It's an important exchange of ideas. Gates is representative of a group that apparently wants to support public education, and has the appropriate liberal credentials, yet winds up siding with right wingers whose goal is the privatization of our schools. It's an area explored by Strauss in an October column discussed in EdLog.
In her interview with Strauss, Ravitch demolishes several of Gates' canards about public education, teachers and their unions.

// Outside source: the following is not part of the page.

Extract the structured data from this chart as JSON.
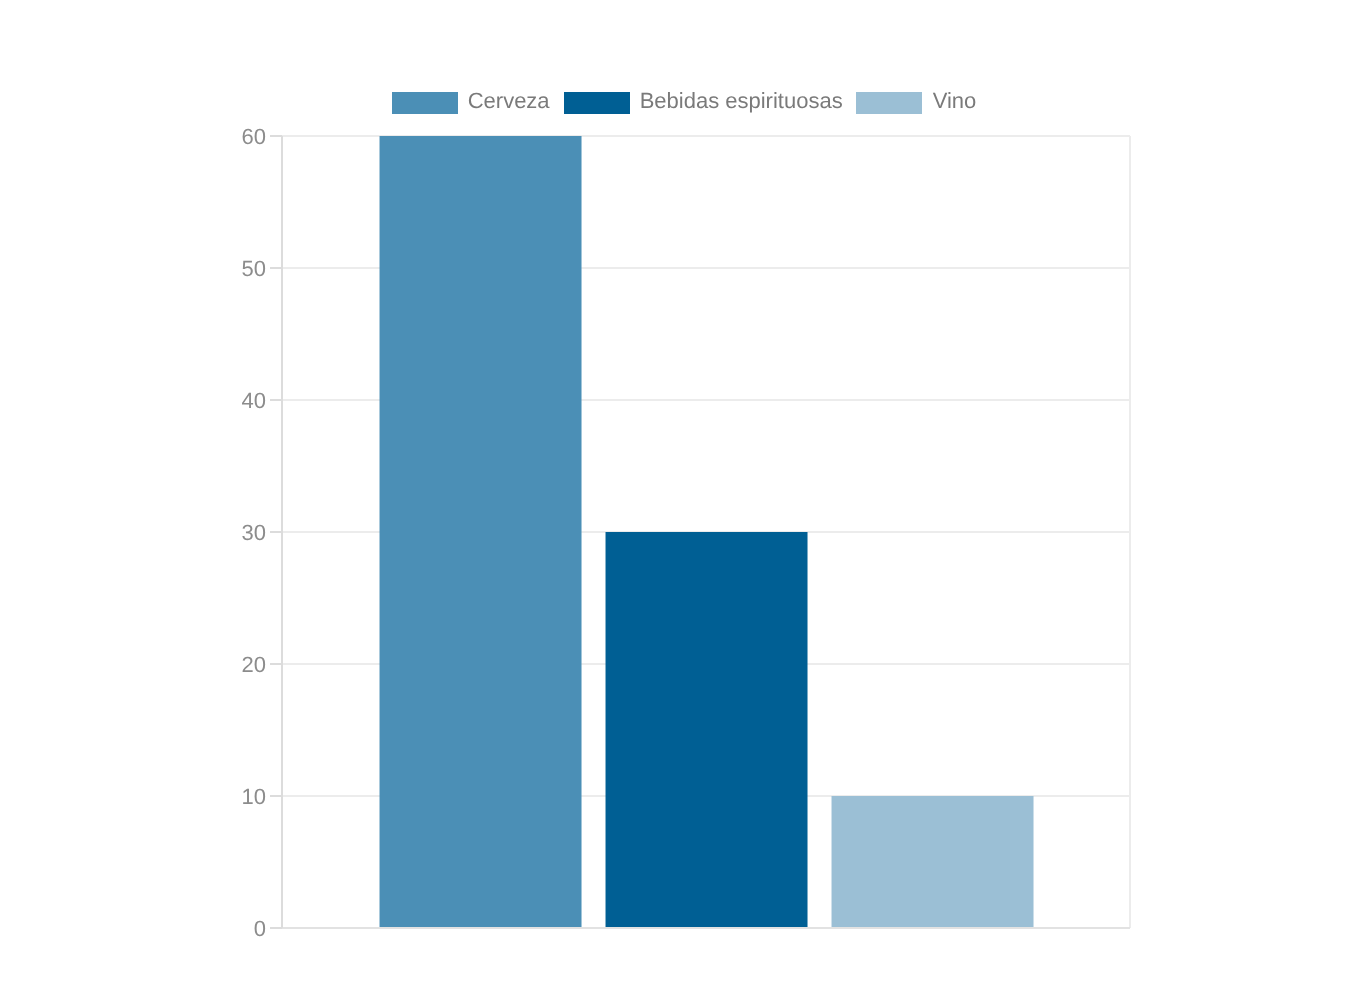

Answering the argument that opposing corporate reform is tantamount to endorsing the status quo, Ravitch succinctly criticizes the business model's bean counting approach:
"I don't hear any of the corporate reformers expressing concern about the
way standardized testing narrows the curriculum, the way it rewards convergent
thinking and punishes divergent thinking, the way it stamps out creativity and
originality. I don't hear any of them worried that a generation will grow up
ignorant of history and the workings of government. I don't hear any of them
putting up $100 million to make sure that every child has the chance to learn to
play a musical instrument. All I hear from them is a demand for higher test
scores and a demand to tie teachers' evaluations to those test scores. That is
not going to improve education."
Ravitch is an important truth-teller and diagnostician. The real problem with so-called "failing schools" lies in the growing gap between rich and poor in American society:
The single biggest correlate with low academic achievement (contrary
to the film Waiting for Superman) is poverty. Children who grow up in poverty
get less medical care. worse nutrition, less exposure to knowledge and
vocabulary, and are more likely to be exposed to childhood diseases, violence,
drugs, and abuse. They are more likely to have relatives who are incarcerated.
They are more likely to live in economic insecurity, not knowing if there is
enough money for a winter coat or food or housing. This affects their academic
performance. They tend to have lower attendance and to be sick more than
children whose parents are well-off.